In the state of this abnormality flag "1", the control moves from step 202 to step 208, in the state before warm-up is completed, it is determined in step 209 whether T1 time has elapsed, and in the state that T1 time has elapsed, the water temperature is determined in step 210. While the XC shown in FIG. 6 is added, step 211
In step 207, it is determined whether the water temperature + Demizu Atsuko
The target idle speed corresponding to C is calculated according to FIG. 4, and the engine speed is controlled according to this new target idle speed, and by repeating the program, the idle speed becomes approximately as shown in FIG. When the water temperature decreases according to the characteristics shown in Fig. 4 and reaches or exceeds zC in Fig. 4, which indicates the completion of warm-up, the control shifts from step 211 to step 212, and the warm-up operation is started. At the same time, the water temperature value is fixed at the final temperature when zC is reached until the microcomputer CPU is reset, and the target idle rotation speed is set to the target idle rotation speed at the time of completion of warm-up. Fixed until reset.

As a result, even if the water temperature sensor 11 is in an abnormal state such as short circuit or open, the engine 1 is idle controlled in a state close to normal, and even after warm-up is completed, the engine 1 is controlled to idle in a state close to the actual water temperature.
The ECU operates normally at approximately zC shown in the figure, and engine 1
is operated with the same characteristics as when the water temperature sensor 11 is normal.

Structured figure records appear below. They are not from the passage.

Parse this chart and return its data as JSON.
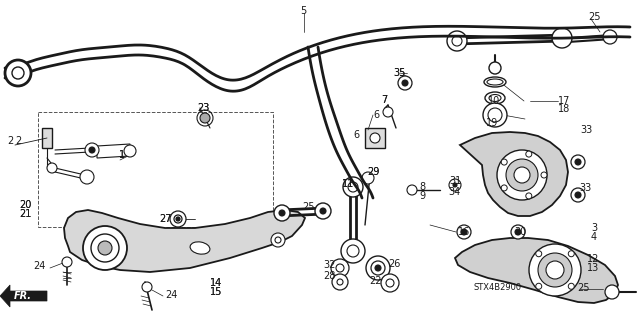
{
  "background_color": "#ffffff",
  "line_color": "#1a1a1a",
  "text_color": "#1a1a1a",
  "fig_width": 6.4,
  "fig_height": 3.19,
  "dpi": 100,
  "labels": [
    [
      304,
      11,
      "5"
    ],
    [
      588,
      17,
      "25"
    ],
    [
      393,
      73,
      "35"
    ],
    [
      15,
      141,
      "2"
    ],
    [
      197,
      108,
      "23"
    ],
    [
      373,
      115,
      "6"
    ],
    [
      381,
      100,
      "7"
    ],
    [
      488,
      101,
      "10"
    ],
    [
      558,
      101,
      "17"
    ],
    [
      558,
      109,
      "18"
    ],
    [
      486,
      123,
      "19"
    ],
    [
      580,
      130,
      "33"
    ],
    [
      119,
      155,
      "1"
    ],
    [
      367,
      172,
      "29"
    ],
    [
      449,
      181,
      "31"
    ],
    [
      448,
      192,
      "34"
    ],
    [
      419,
      187,
      "8"
    ],
    [
      419,
      196,
      "9"
    ],
    [
      19,
      205,
      "20"
    ],
    [
      19,
      214,
      "21"
    ],
    [
      302,
      207,
      "25"
    ],
    [
      342,
      184,
      "11"
    ],
    [
      172,
      219,
      "27"
    ],
    [
      579,
      188,
      "33"
    ],
    [
      591,
      228,
      "3"
    ],
    [
      591,
      237,
      "4"
    ],
    [
      458,
      232,
      "16"
    ],
    [
      514,
      232,
      "30"
    ],
    [
      587,
      259,
      "12"
    ],
    [
      587,
      268,
      "13"
    ],
    [
      210,
      283,
      "14"
    ],
    [
      210,
      292,
      "15"
    ],
    [
      33,
      266,
      "24"
    ],
    [
      165,
      295,
      "24"
    ],
    [
      323,
      276,
      "28"
    ],
    [
      325,
      265,
      "32"
    ],
    [
      369,
      281,
      "22"
    ],
    [
      388,
      264,
      "26"
    ],
    [
      577,
      288,
      "25"
    ],
    [
      474,
      288,
      "STX4B2900"
    ]
  ]
}
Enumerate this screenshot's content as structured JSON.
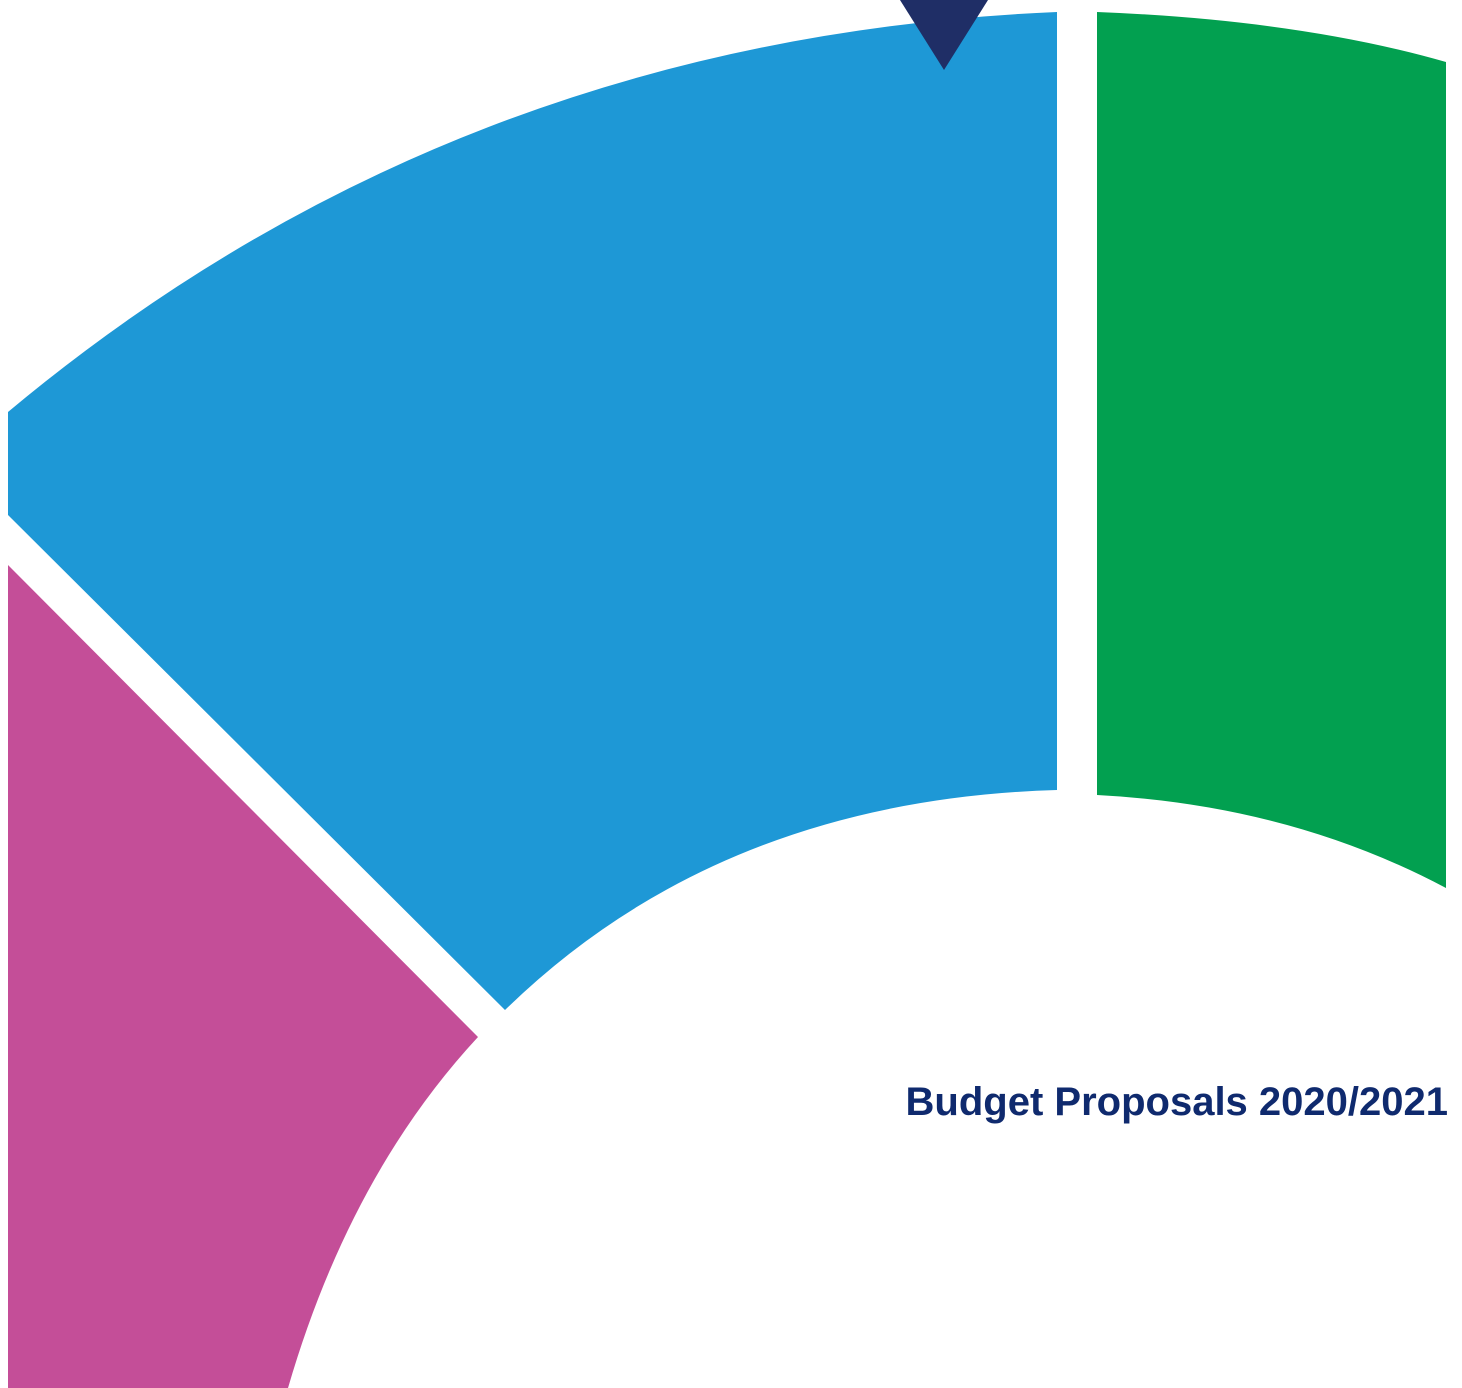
{
  "cover": {
    "title": "Budget Proposals 2020/2021",
    "title_color": "#0f2a6e"
  },
  "graphic": {
    "segments": [
      {
        "name": "blue-ring-segment",
        "color": "#1e98d6"
      },
      {
        "name": "green-ring-segment",
        "color": "#02a050"
      },
      {
        "name": "magenta-ring-segment",
        "color": "#c44e98"
      }
    ],
    "marker": {
      "name": "pointer-marker",
      "color": "#1f2e66"
    }
  }
}
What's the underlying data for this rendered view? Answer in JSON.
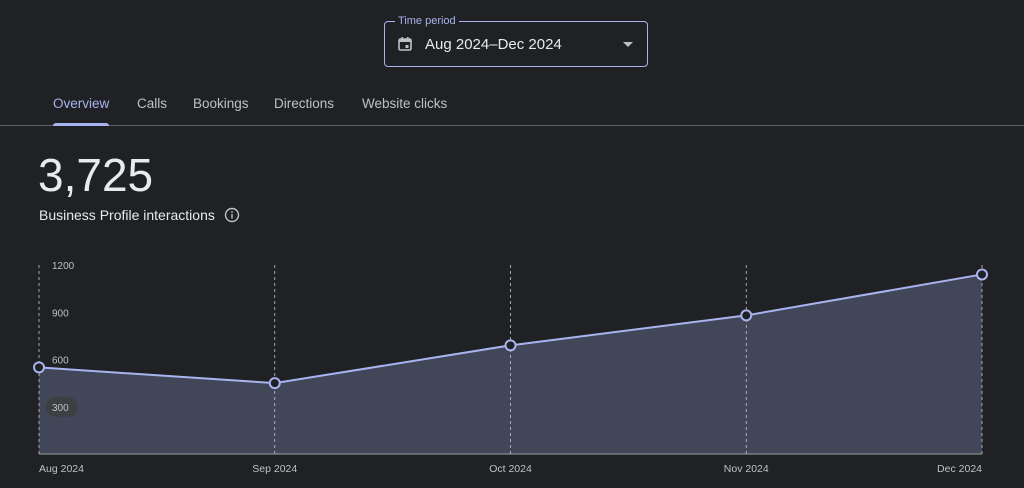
{
  "period": {
    "legend": "Time period",
    "value": "Aug 2024–Dec 2024"
  },
  "tabs": [
    {
      "label": "Overview",
      "active": true
    },
    {
      "label": "Calls",
      "active": false
    },
    {
      "label": "Bookings",
      "active": false
    },
    {
      "label": "Directions",
      "active": false
    },
    {
      "label": "Website clicks",
      "active": false
    }
  ],
  "summary": {
    "total": "3,725",
    "label": "Business Profile interactions"
  },
  "icons": {
    "period": "calendar-icon",
    "dropdown": "dropdown-caret-icon",
    "info": "info-icon"
  },
  "colors": {
    "accent": "#a8b4f0",
    "area_fill": "#414659",
    "background": "#202124"
  },
  "chart_data": {
    "type": "area",
    "categories": [
      "Aug 2024",
      "Sep 2024",
      "Oct 2024",
      "Nov 2024",
      "Dec 2024"
    ],
    "series": [
      {
        "values": [
          550,
          450,
          690,
          880,
          1140
        ]
      }
    ],
    "y_ticks": [
      1200,
      900,
      600,
      300
    ],
    "ylim": [
      0,
      1200
    ],
    "highlighted_tick": 300,
    "grid": "vertical-dashed"
  }
}
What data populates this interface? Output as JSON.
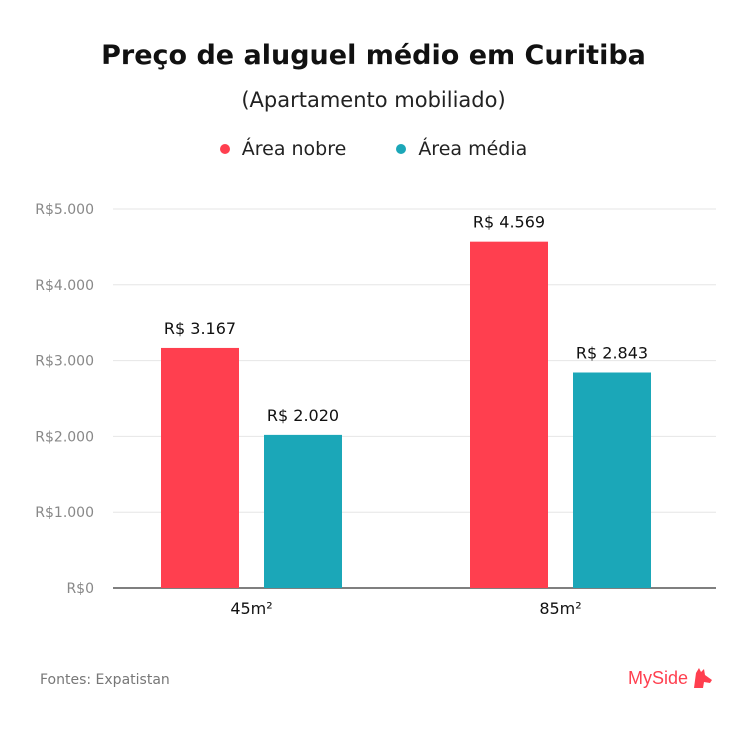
{
  "chart_data": {
    "type": "bar",
    "title": "Preço de aluguel médio em Curitiba",
    "subtitle": "(Apartamento mobiliado)",
    "categories": [
      "45m²",
      "85m²"
    ],
    "series": [
      {
        "name": "Área nobre",
        "values": [
          3167,
          4569
        ],
        "labels": [
          "R$ 3.167",
          "R$ 4.569"
        ],
        "color": "#ff3f4f"
      },
      {
        "name": "Área média",
        "values": [
          2020,
          2843
        ],
        "labels": [
          "R$ 2.020",
          "R$ 2.843"
        ],
        "color": "#1ba7b8"
      }
    ],
    "yticks": [
      0,
      1000,
      2000,
      3000,
      4000,
      5000
    ],
    "ytick_labels": [
      "R$0",
      "R$1.000",
      "R$2.000",
      "R$3.000",
      "R$4.000",
      "R$5.000"
    ],
    "ylim": [
      0,
      5000
    ],
    "grid": true,
    "legend": "top-center"
  },
  "source": "Fontes: Expatistan",
  "logo": {
    "text": "MySide",
    "icon": "dog-head-icon"
  }
}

In this embodiment, the case where the idle speed is controlled by the output signal from the ECU has been described. The same temperature sensor abnormality program as in this embodiment can be used when controlling the temperature sensor, etc.

(Effects of the Invention) The present invention warms up the engine according to a predetermined pattern when the temperature sensor is short-circuited or opened, and then controls the engine to assume that the warm-up is complete. Even when the temperature sensor is abnormal, the engine can be operated with the same characteristics as when the temperature sensor is normal, without causing problems such as poor fuel efficiency, deterioration of drive feeling, and engine overheating.

[Brief explanation of drawings]

Fig. 1 is a flowchart diagram clearly showing the method of the present invention, Fig. 2 is an explanatory diagram of an engine control system according to an embodiment of the present invention, Fig. 3 is its electric circuit diagram, and Figs. 4 and 6 are its diagram. The operating characteristic diagram, FIG. 5, is a flow chart thereof. 101 to 106... Step applicant Aisan Kogyo Co., Ltd. Agent Patent attorney Oka 1) Hidehiko ``Zuhan'' So4 ・``RiX11 Bean c2 Ta'

Claims (1)

[Claims] When controlling the engine idle speed in accordance with the target idle speed set based on the signal from the temperature sensor that detects the temperature of the engine coolant, the output from the temperature sensor is extremely high due to a short circuit of the temperature sensor. It detects whether the temperature sensor is open or extremely low temperature, and when either the extremely high temperature or the extremely low temperature is detected, the target idle rotation speed is set to any temperature in the corresponding low temperature range before the start of warm-up operation. The target idle rotation speed is lowered as the water temperature rises at preset arbitrary time intervals after the setting, and the time after the setting reaches a preset time corresponding to the water temperature at the time of completion of warm-up. A method for controlling an engine idling speed, characterized in that a warm-up operation is terminated when a warm-up operation is completed.